I have watched stories—those delicate, dangerous things—shrink and expand. Seen how a single word can silence. How the angle of a lens determines which truths emerge and which remain hidden in plain sight.


In the quiet hours between broadcast and dawn, truth reveals itself. Not with drama, but with the soft persistence of memory. Here, among humming fluorescents and coffee-stained desktops, complexity unfurls. Simplicity dissolves like morning mist.


Stories are not artifacts. They are living beings that breathe across borders invisible to maps, that speak languages born between racing heartbeats. In refugee camps and boardrooms, during protests and vigils, they build bridges across chasms most consider uncrossable.


The most profound narratives are not constructed. They are witnessed. They emerge in moments of genuine connection, when seeing truly becomes seeing. When listening transcends hearing.


Every story carries its own genesis. A child's encounter with implicit bias becomes a lifetime's investigation. A late-night editorial choice ripples outward, reshaping how millions understand themselves, their neighbors, their world.

Stories do not merely reflect reality. They are the lens through which reality is created, the bridge between what is and what could be otherwise*—a possibility that lives in the breathwork of resistance and reimagination.

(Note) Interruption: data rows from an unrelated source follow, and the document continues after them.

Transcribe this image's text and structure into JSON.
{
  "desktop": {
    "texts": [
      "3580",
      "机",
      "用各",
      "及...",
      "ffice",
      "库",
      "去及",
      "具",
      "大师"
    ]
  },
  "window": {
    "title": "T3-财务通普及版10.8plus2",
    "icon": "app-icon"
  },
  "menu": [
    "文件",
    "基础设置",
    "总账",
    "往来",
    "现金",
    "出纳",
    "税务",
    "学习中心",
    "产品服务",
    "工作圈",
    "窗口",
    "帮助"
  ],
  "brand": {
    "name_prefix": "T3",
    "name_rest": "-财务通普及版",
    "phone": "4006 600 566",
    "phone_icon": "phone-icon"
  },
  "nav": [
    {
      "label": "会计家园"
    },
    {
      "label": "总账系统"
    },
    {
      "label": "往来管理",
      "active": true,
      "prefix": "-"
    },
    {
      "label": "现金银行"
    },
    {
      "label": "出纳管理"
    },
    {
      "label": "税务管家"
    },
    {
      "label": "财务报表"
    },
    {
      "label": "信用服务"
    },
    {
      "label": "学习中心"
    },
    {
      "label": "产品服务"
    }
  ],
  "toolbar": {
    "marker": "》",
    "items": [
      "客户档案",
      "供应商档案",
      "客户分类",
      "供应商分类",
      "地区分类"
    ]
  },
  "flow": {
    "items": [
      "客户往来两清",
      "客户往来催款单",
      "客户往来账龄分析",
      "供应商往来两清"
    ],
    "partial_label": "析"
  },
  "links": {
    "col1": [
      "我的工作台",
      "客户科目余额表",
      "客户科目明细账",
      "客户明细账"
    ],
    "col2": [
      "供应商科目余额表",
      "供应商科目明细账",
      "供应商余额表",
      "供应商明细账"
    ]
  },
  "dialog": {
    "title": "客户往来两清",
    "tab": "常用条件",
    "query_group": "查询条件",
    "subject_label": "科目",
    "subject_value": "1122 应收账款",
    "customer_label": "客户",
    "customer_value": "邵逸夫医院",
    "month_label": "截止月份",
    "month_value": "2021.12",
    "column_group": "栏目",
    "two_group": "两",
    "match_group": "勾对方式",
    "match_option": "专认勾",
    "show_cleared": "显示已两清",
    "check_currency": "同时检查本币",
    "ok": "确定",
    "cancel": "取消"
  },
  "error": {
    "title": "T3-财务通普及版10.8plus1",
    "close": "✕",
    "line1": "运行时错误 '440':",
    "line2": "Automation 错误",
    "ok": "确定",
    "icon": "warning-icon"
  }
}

That lesson began with one quarter, two dimes, six nickels, and two pennies in a second-grade classroom. It continues with every story we choose to tell. Because in the end, all stories are about connection. About reaching across silence. About being seen. And heard.


 

*Inspired by Ashon Crawley's transformative work on "otherwise" as a mode of possibility and resistance, Blackpentecostal Breath (Duke University Press, 2017).